O motivo foi a interrupção de um show da banda no dia 4 de abril. Quando cantava o refrão de “Rubro Zorro”, Nasi ouviu o público responder à frase “o caminho do crime o atrai” com a palavra de ordem “sem anistia [para os golpistas]”. Quando a música acabou, Nasi foi ao microfone também se posicionar. Um grupo pequeno de bolsonaristas vaiou.

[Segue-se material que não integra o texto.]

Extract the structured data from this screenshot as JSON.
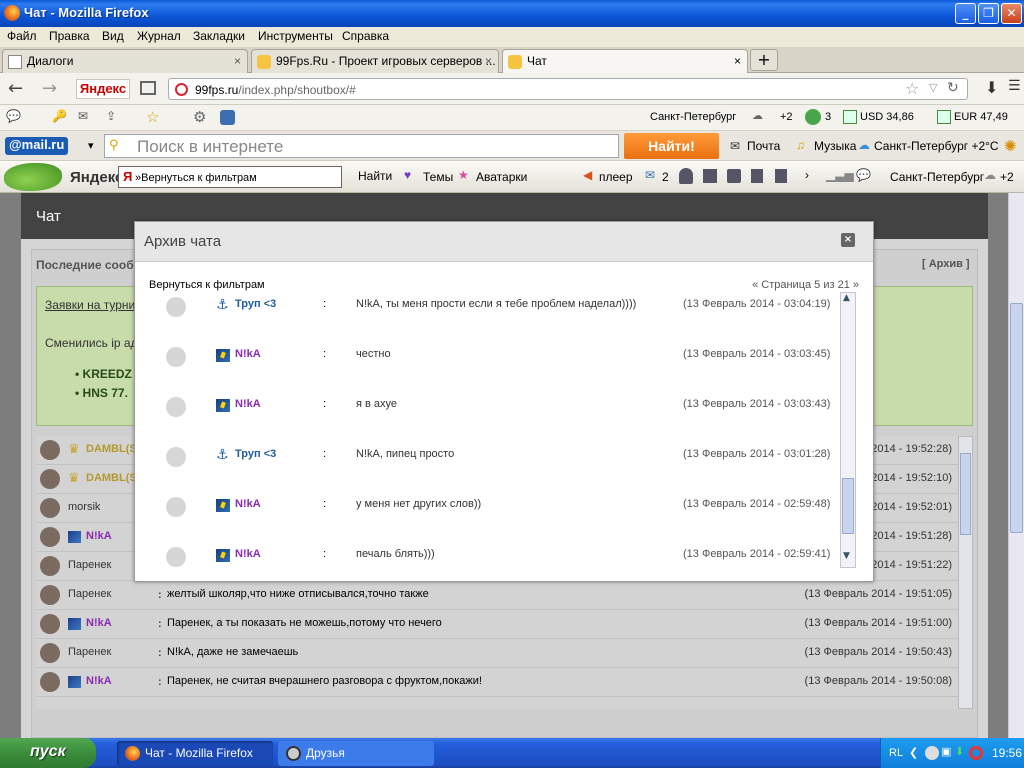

Foi aí que o cantor interrompeu o show e passou um sabão nos que reclamavam de sua declaração. O ponto nevrálgico de sua fala, em tom de voz mais calmo do que usa para cantar as músicas do Ira! há mais de quatro décadas, foi que Nasi pediu para que os que chamou de reacionários e bolsonaristas saíssem do show: “Tem gente que acompanha o Ira!, mas nunca entendeu o Ira! Por favor, vão embora! Vão embora da nossa vida! Vão embora e não apareçam mais em shows, não comprem nossos discos, não apareçam mais. É um pedido que eu faço.”
O vídeo com esse trecho e as vaias dos bolsonaristas se espalhou como fogo em palha seca nas redes. Afinal, o Ira!, além de ser uma das mais importantes bandas do rock brasileiro da década de 1980, sempre foi um grupo combativo, tanto na postura de palco e na atitude punk, como pelo fato de ter estado sempre ao lado da defesa da democracia e dos direitos humanos.
Nasi e o guitarrista Edgard Scandurra, que iniciaram a sua aventura pelo underground paulistano em 1981 e são a dupla da formação mais longeva da banda (com o baixista R.Gaspa e o baterista André Jung), também cravaram sua trajetória artística com notável coerência musical e de discurso. Habitam o palco e se comunicam com o público que atravessa gerações com aquilo que se espera de uma banda de rock: contestação, alguma rebeldia e, sim, música incrível.
Nasi conversou com o ICL Notícias nesta quinta-feira (10) depois de uma boa notícia: “Fiquei ontem [9] apagando tanto comentário de bolsominion no meu direct, bloqueando, sabe? Hoje de manhã acordei, estou vendo que agora inverteu. Quem está do lado do Ira!, viu a notícia e aquela avalanche que foi ontem, e começou a também se manifestar. Pessoal tava tudo lá dentro falando: ‘tamo junto'”.
ICL Notícias — Como se deu essa reviravolta de ataques para os apoios? Algum comentário particularmente ruim? Alguma declaração de solidariedade que te tocou mais?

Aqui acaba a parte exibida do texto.